In the mid-1990s, Metro officials decided to replace 28 of the worst-performing escalators in an experiment they now acknowledge was a disaster. The agency spent $16.4 million, only to watch some of the new escalators fall apart. Others were less reliable than the escalators they replaced.
Mechanics had to learn their way around four new kinds of escalators because Metro had purchased them from four different manufacturers. The manufacturers later left the business or merged, leaving no reliable source for parts. Now, Metro is planning to spend $15.5 million to replace half of those escalators.
By the late 1990s, Metro officials had decided to switch tactics.
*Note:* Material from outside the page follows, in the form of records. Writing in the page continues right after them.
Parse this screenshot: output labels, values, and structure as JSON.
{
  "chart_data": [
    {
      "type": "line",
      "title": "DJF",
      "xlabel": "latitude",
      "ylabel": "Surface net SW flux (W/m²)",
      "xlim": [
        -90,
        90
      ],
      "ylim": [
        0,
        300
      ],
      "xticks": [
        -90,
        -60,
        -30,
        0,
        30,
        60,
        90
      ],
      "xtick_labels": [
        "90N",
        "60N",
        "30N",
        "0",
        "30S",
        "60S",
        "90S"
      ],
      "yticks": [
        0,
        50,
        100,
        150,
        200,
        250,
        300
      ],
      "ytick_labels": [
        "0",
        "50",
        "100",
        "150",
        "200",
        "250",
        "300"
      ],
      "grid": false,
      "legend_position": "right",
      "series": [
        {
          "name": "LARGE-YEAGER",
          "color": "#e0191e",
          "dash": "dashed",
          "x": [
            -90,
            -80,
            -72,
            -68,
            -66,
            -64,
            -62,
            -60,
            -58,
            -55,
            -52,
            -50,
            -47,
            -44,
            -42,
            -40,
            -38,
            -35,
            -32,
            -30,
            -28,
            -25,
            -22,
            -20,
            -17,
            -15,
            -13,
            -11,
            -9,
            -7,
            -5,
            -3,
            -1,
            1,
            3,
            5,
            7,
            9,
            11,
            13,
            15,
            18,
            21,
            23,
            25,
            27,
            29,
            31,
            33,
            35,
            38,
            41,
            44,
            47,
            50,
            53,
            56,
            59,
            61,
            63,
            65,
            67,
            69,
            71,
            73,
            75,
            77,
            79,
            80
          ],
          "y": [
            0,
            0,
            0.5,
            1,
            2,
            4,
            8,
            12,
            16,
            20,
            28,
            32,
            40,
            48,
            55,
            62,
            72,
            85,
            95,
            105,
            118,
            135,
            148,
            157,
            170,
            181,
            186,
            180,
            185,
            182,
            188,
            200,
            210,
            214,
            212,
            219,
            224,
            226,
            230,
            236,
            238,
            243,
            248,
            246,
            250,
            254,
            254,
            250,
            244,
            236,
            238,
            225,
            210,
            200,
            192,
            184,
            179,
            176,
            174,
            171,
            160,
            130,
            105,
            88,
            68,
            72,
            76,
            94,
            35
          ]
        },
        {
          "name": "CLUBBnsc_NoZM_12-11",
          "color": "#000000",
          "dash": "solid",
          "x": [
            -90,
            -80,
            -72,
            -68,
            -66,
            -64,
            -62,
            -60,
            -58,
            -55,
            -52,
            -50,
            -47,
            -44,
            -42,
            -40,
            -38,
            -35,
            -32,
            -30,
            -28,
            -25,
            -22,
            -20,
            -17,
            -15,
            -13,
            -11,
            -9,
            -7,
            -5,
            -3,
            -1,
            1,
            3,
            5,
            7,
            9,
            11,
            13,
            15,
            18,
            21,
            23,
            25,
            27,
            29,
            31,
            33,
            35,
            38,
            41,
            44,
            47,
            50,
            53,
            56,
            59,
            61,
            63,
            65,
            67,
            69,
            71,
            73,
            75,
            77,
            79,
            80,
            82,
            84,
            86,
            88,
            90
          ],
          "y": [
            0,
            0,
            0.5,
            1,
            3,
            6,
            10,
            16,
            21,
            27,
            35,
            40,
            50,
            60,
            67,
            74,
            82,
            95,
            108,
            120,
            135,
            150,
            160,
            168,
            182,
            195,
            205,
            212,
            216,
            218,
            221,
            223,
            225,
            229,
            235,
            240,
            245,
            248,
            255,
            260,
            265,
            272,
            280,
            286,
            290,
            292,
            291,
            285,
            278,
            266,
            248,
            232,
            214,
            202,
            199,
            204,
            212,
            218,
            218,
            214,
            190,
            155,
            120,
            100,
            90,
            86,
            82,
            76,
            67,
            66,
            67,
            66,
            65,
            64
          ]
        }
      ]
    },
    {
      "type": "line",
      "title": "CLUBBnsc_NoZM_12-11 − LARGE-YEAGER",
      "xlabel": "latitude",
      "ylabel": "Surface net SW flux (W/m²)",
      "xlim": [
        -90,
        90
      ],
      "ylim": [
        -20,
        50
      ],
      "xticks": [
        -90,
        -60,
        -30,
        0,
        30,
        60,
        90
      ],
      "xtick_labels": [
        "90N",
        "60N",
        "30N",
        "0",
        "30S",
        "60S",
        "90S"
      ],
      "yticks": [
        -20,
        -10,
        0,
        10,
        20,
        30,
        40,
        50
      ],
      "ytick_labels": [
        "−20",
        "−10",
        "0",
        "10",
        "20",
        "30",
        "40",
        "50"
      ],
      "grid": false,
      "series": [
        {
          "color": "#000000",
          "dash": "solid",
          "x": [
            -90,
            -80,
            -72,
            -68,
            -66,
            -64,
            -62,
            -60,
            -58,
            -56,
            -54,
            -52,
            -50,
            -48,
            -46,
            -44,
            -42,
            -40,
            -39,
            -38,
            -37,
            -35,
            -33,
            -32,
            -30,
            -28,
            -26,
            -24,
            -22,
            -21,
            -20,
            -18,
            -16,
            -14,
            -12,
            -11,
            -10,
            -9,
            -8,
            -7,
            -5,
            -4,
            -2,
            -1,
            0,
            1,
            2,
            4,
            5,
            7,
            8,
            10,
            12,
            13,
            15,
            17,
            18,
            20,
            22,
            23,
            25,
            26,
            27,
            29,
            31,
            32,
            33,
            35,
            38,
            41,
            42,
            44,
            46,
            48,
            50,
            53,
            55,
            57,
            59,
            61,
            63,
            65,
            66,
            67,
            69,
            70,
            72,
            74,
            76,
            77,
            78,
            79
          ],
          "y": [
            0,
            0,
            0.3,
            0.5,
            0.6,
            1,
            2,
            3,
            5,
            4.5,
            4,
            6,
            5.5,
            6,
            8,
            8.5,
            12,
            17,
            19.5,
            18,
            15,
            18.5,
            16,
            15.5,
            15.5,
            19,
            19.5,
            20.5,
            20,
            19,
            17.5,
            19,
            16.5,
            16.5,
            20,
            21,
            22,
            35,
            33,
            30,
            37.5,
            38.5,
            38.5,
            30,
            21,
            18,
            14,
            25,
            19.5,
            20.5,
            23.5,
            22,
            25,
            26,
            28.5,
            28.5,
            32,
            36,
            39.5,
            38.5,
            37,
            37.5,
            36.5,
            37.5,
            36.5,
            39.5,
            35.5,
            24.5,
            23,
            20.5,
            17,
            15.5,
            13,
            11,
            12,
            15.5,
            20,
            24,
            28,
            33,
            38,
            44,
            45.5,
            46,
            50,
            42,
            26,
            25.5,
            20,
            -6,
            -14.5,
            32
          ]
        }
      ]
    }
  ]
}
Instead of replacing aging escalators, they would gut the old ones and rebuild them with new parts.
"We learned our lesson," said Paul C. Gillum Jr., who formerly ran Metro's elevator and escalator office and is now director of plant maintenance.
David Lacosse, the current head of the elevator and escalator office, points to statistics over an 18-month period showing that, on average, rebuilt escalators were out of service 5 percent of the time, compared with 13 percent before the work was done.
But that improvement is driven largely by a fraction of the rehabilitated escalators, those whose previous performance was so bad that they were out of service at least 25 percent of the time, records show.
In fact, more than half of the overhauled escalators performed worse or showed only marginal improvement, according to an analysis. Of the 128 escalators for which Metro has statistics, 44 were out of service more often than before they were rebuilt. Reliability for another 23 improved by less than 2 percent.
Metro officials trace some of the problems to faulty, overly sensitive safety devices installed on the rebuilt escalators. More generally, Metro is "always going to have one-unit problems here and there," Lacosse said. The important thing to consider, he said, "is where we would be if we didn't make this investment at all."
Recently, the Metro board decided to overhaul 41 more escalators.
Metro's program to maintain the equipment also is troubled.
In 1997, an investigation found that escalator mechanics were falsifying records, claiming to have completed maintenance work that was never performed.